Pay and What is Right

I’ve been trying to figure out how to write this post. Can’t quite find the rights words or even the right way to start. I’m no great writer, but usually I can find the right words. So, I’ll just do this.

It is unacceptable that women are being paid less than men for the same jobs. 

I understand that there are huge complexities is doing large studies and benchmark because of differences in jobs, tenure, backgrounds, etc. but at the simplest level, all employers and leaders, should and must be making active efforts to normalize and level the playing field.  A story in the Guardian earlier this year says:

Sucheta Nadkarni, professor and director of the Wo+Men’s Leadership Centre at Cambridge Judge business school, says that – despite flaws – the figures do indicate men are paid more than women on average. She said: “Whether it is because women are getting paid less for the work that they are doing or because women are not getting equal opportunities to get into positions where the pay level is high – it doesn’t matter what the reason is, but there is a gender pay gap and in most cases it’s an issue of equality and justice. In both cases it’s an issue of an imbalance of some sort.”

Gender pay gap: what we learned and how to fix it

I see three reasons why all of us must work to fix these problems.

First, it is just the right thing to do. I shouldn’t have to explain this one. 

Second, we need all the best people we can find in our workforce and in leadership positions. Any organization that wants to succeed or prosper or even exist, needs the best people it can find on its workforce. Any practice or policy that ‘slights’ or ‘devalues’ one group over another is not doing all it can to succeed. Why would anyone want part of their workforce to feel slighted? Don’t we want to attract the best people possible in all our positions? This applies to race, religion, etc. too.

Finally, the third reason, which is gender specific, is that I do believe we need more women in leadership positions. We need their viewpoints and life experiences informing and driving decisions being made in government, corporations and nonprofits.  Related, I wonder if the #metoo movement would be different or even necessary if there were far more women in leadership positions everywhere. 

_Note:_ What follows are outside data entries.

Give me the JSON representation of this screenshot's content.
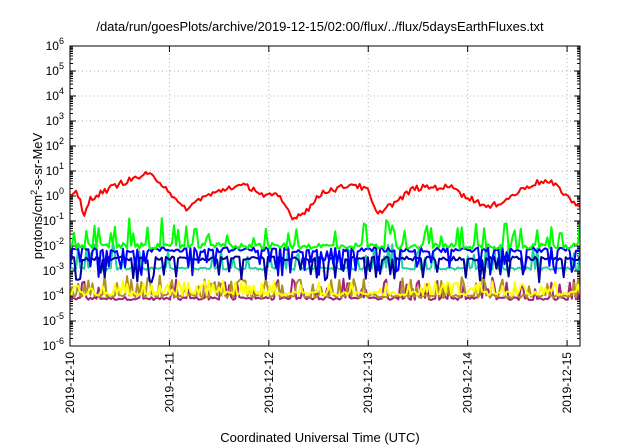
{
  "chart_data": {
    "type": "line",
    "title": "/data/run/goesPlots/archive/2019-12-15/02:00/flux/../flux/5daysEarthFluxes.txt",
    "xlabel": "Coordinated Universal Time (UTC)",
    "ylabel_main": "protons/cm",
    "ylabel_sup": "2",
    "ylabel_rest": "-s-sr-MeV",
    "yscale": "log",
    "ylim": [
      1e-06,
      1000000.0
    ],
    "y_ticks": [
      {
        "base": "10",
        "exp": "-6"
      },
      {
        "base": "10",
        "exp": "-5"
      },
      {
        "base": "10",
        "exp": "-4"
      },
      {
        "base": "10",
        "exp": "-3"
      },
      {
        "base": "10",
        "exp": "-2"
      },
      {
        "base": "10",
        "exp": "-1"
      },
      {
        "base": "10",
        "exp": "0"
      },
      {
        "base": "10",
        "exp": "1"
      },
      {
        "base": "10",
        "exp": "2"
      },
      {
        "base": "10",
        "exp": "3"
      },
      {
        "base": "10",
        "exp": "4"
      },
      {
        "base": "10",
        "exp": "5"
      },
      {
        "base": "10",
        "exp": "6"
      }
    ],
    "x_tick_labels": [
      "2019-12-10",
      "2019-12-11",
      "2019-12-12",
      "2019-12-13",
      "2019-12-14",
      "2019-12-15"
    ],
    "xlim_days": [
      0,
      5.13
    ],
    "grid": true,
    "series": [
      {
        "color": "#ff0000",
        "base_log": 0.2,
        "amp_log": 0.7,
        "noise_log": 0.12,
        "spike_log": 0,
        "spike_prob": 0,
        "anchors": [
          [
            0,
            0.1
          ],
          [
            0.06,
            0.2
          ],
          [
            0.1,
            -0.2
          ],
          [
            0.14,
            -0.9
          ],
          [
            0.2,
            -0.1
          ],
          [
            0.35,
            0.2
          ],
          [
            0.5,
            0.5
          ],
          [
            0.65,
            0.7
          ],
          [
            0.75,
            0.85
          ],
          [
            0.82,
            0.8
          ],
          [
            0.9,
            0.6
          ],
          [
            1.0,
            0.2
          ],
          [
            1.1,
            -0.4
          ],
          [
            1.2,
            -0.5
          ],
          [
            1.3,
            -0.1
          ],
          [
            1.45,
            0.1
          ],
          [
            1.6,
            0.35
          ],
          [
            1.75,
            0.4
          ],
          [
            1.85,
            0.3
          ],
          [
            1.95,
            0.0
          ],
          [
            2.1,
            0.0
          ],
          [
            2.2,
            -0.6
          ],
          [
            2.25,
            -0.9
          ],
          [
            2.4,
            -0.5
          ],
          [
            2.55,
            0.2
          ],
          [
            2.7,
            0.3
          ],
          [
            2.85,
            0.5
          ],
          [
            2.9,
            0.4
          ],
          [
            3.0,
            0.2
          ],
          [
            3.05,
            -0.4
          ],
          [
            3.1,
            -0.8
          ],
          [
            3.15,
            -0.5
          ],
          [
            3.3,
            -0.2
          ],
          [
            3.45,
            0.3
          ],
          [
            3.6,
            0.35
          ],
          [
            3.75,
            0.35
          ],
          [
            3.9,
            0.35
          ],
          [
            3.95,
            0.0
          ],
          [
            4.1,
            -0.2
          ],
          [
            4.2,
            -0.5
          ],
          [
            4.3,
            -0.3
          ],
          [
            4.45,
            0.0
          ],
          [
            4.6,
            0.4
          ],
          [
            4.75,
            0.6
          ],
          [
            4.85,
            0.5
          ],
          [
            4.95,
            0.2
          ],
          [
            5.05,
            -0.2
          ],
          [
            5.13,
            -0.5
          ]
        ]
      },
      {
        "color": "#00ff00",
        "base_log": -2.0,
        "amp_log": 0,
        "noise_log": 0.12,
        "spike_log": 1.0,
        "spike_prob": 0.22,
        "anchors": []
      },
      {
        "color": "#0000ff",
        "base_log": -2.15,
        "amp_log": 0,
        "noise_log": 0.1,
        "spike_log": -1.0,
        "spike_prob": 0.25,
        "anchors": []
      },
      {
        "color": "#0000a0",
        "base_log": -2.5,
        "amp_log": 0,
        "noise_log": 0.08,
        "spike_log": -0.9,
        "spike_prob": 0.22,
        "anchors": []
      },
      {
        "color": "#20d0a0",
        "base_log": -2.9,
        "amp_log": 0,
        "noise_log": 0.05,
        "spike_log": 1.0,
        "spike_prob": 0.2,
        "anchors": []
      },
      {
        "color": "#ffff00",
        "base_log": -3.9,
        "amp_log": 0,
        "noise_log": 0.08,
        "spike_log": 0.5,
        "spike_prob": 0.25,
        "anchors": []
      },
      {
        "color": "#b09020",
        "base_log": -4.0,
        "amp_log": 0,
        "noise_log": 0.08,
        "spike_log": 0.8,
        "spike_prob": 0.28,
        "anchors": []
      },
      {
        "color": "#a02080",
        "base_log": -4.1,
        "amp_log": 0,
        "noise_log": 0.06,
        "spike_log": 0.8,
        "spike_prob": 0.25,
        "anchors": []
      }
    ]
  }
}
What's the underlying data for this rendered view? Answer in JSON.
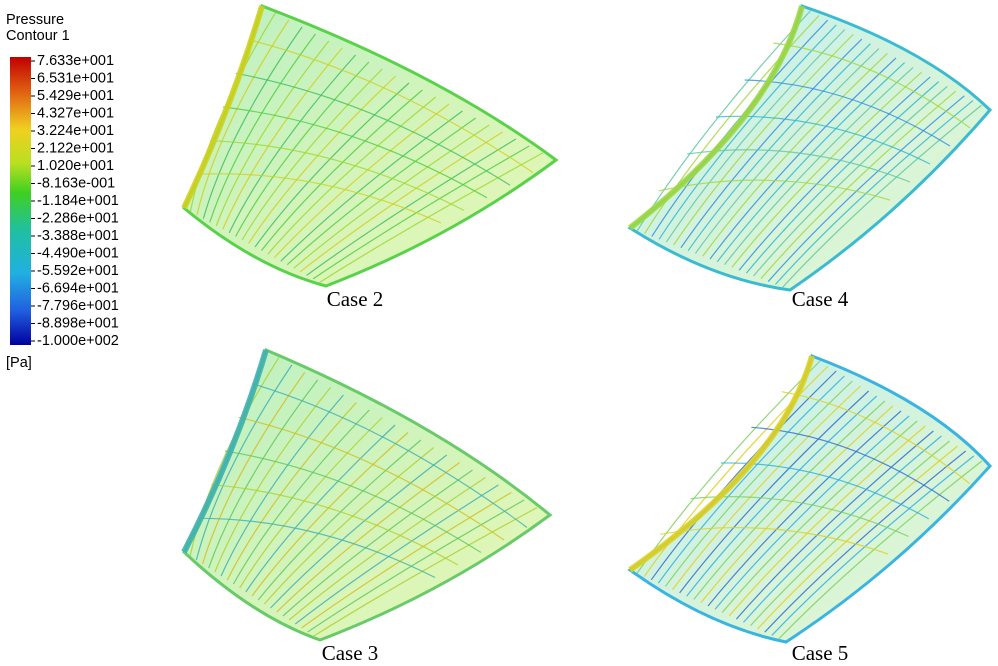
{
  "legend": {
    "title": "Pressure",
    "subtitle": "Contour 1",
    "labels": [
      "7.633e+001",
      "6.531e+001",
      "5.429e+001",
      "4.327e+001",
      "3.224e+001",
      "2.122e+001",
      "1.020e+001",
      "-8.163e-001",
      "-1.184e+001",
      "-2.286e+001",
      "-3.388e+001",
      "-4.490e+001",
      "-5.592e+001",
      "-6.694e+001",
      "-7.796e+001",
      "-8.898e+001",
      "-1.000e+002"
    ],
    "unit": "[Pa]"
  },
  "panels": [
    {
      "label": "Case 2"
    },
    {
      "label": "Case 4"
    },
    {
      "label": "Case 3"
    },
    {
      "label": "Case 5"
    }
  ]
}
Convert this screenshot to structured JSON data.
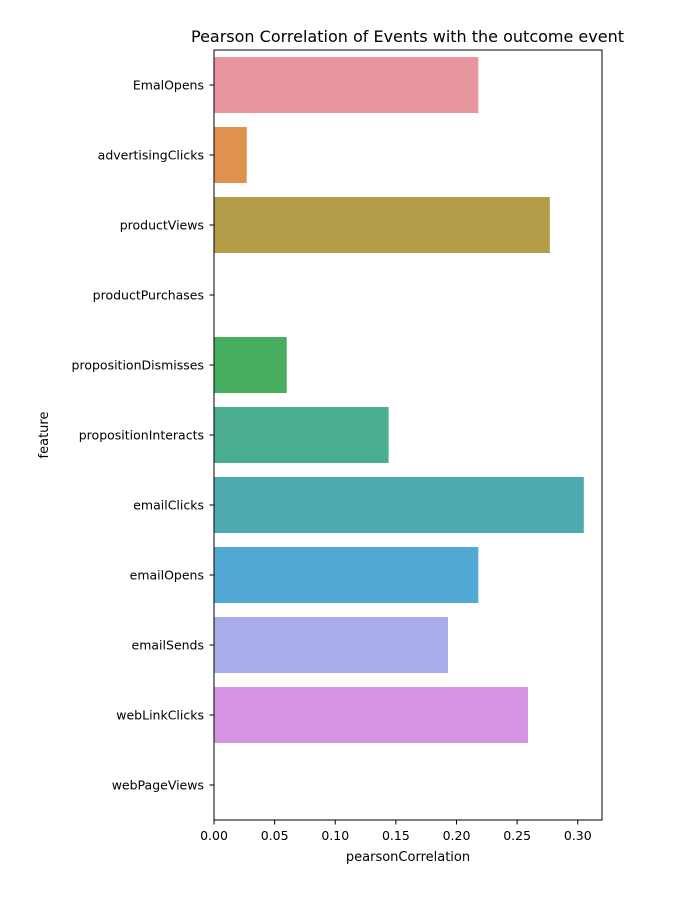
{
  "chart_data": {
    "type": "bar",
    "orientation": "horizontal",
    "title": "Pearson Correlation of Events with the outcome event",
    "xlabel": "pearsonCorrelation",
    "ylabel": "feature",
    "xlim": [
      0.0,
      0.32
    ],
    "xticks": [
      "0.00",
      "0.05",
      "0.10",
      "0.15",
      "0.20",
      "0.25",
      "0.30"
    ],
    "grid": false,
    "categories": [
      "EmalOpens",
      "advertisingClicks",
      "productViews",
      "productPurchases",
      "propositionDismisses",
      "propositionInteracts",
      "emailClicks",
      "emailOpens",
      "emailSends",
      "webLinkClicks",
      "webPageViews"
    ],
    "values": [
      0.218,
      0.027,
      0.277,
      0.0,
      0.06,
      0.144,
      0.305,
      0.218,
      0.193,
      0.259,
      0.0
    ],
    "colors": [
      "#e8959f",
      "#de924e",
      "#b39c48",
      "#98a93f",
      "#46ae5e",
      "#4aad8f",
      "#4eaab1",
      "#52a9d5",
      "#a8ade9",
      "#d593e4",
      "#e891c4"
    ]
  }
}
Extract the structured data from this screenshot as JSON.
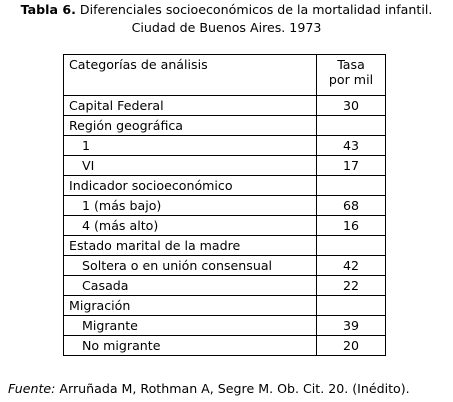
{
  "caption": {
    "label": "Tabla 6.",
    "title_line1": "Diferenciales socioeconómicos de la mortalidad infantil.",
    "title_line2": "Ciudad de Buenos Aires. 1973"
  },
  "table": {
    "header": {
      "category": "Categorías de análisis",
      "rate_line1": "Tasa",
      "rate_line2": "por mil"
    },
    "rows": [
      {
        "label": "Capital Federal",
        "value": "30"
      },
      {
        "label": "Región geográfica",
        "value": ""
      },
      {
        "label": "1",
        "value": "43"
      },
      {
        "label": "VI",
        "value": "17"
      },
      {
        "label": "Indicador socioeconómico",
        "value": ""
      },
      {
        "label": "1 (más bajo)",
        "value": "68"
      },
      {
        "label": "4 (más alto)",
        "value": "16"
      },
      {
        "label": "Estado marital de la madre",
        "value": ""
      },
      {
        "label": "Soltera o en unión consensual",
        "value": "42"
      },
      {
        "label": "Casada",
        "value": "22"
      },
      {
        "label": "Migración",
        "value": ""
      },
      {
        "label": "Migrante",
        "value": "39"
      },
      {
        "label": "No migrante",
        "value": "20"
      }
    ]
  },
  "source": {
    "label": "Fuente:",
    "text": "Arruñada M, Rothman A, Segre M. Ob. Cit. 20.  (Inédito)."
  }
}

Ruth Bader Ginsburg is famous for her remark that ‘There will be enough women on the Supreme Court when there are nine’ which is funny but the principle is valid. I’d be fine with nine women on the supreme court but we would then likely miss the male viewpoint on some key issues.

A recent survey reported that 52% of Americans would feel “very comfortable” with a female president to which I reply why isn’t that 95% or 98% or 100%? 

It is time for men to speak up and address matters that are holding women back from advancement, leadership or equal pay.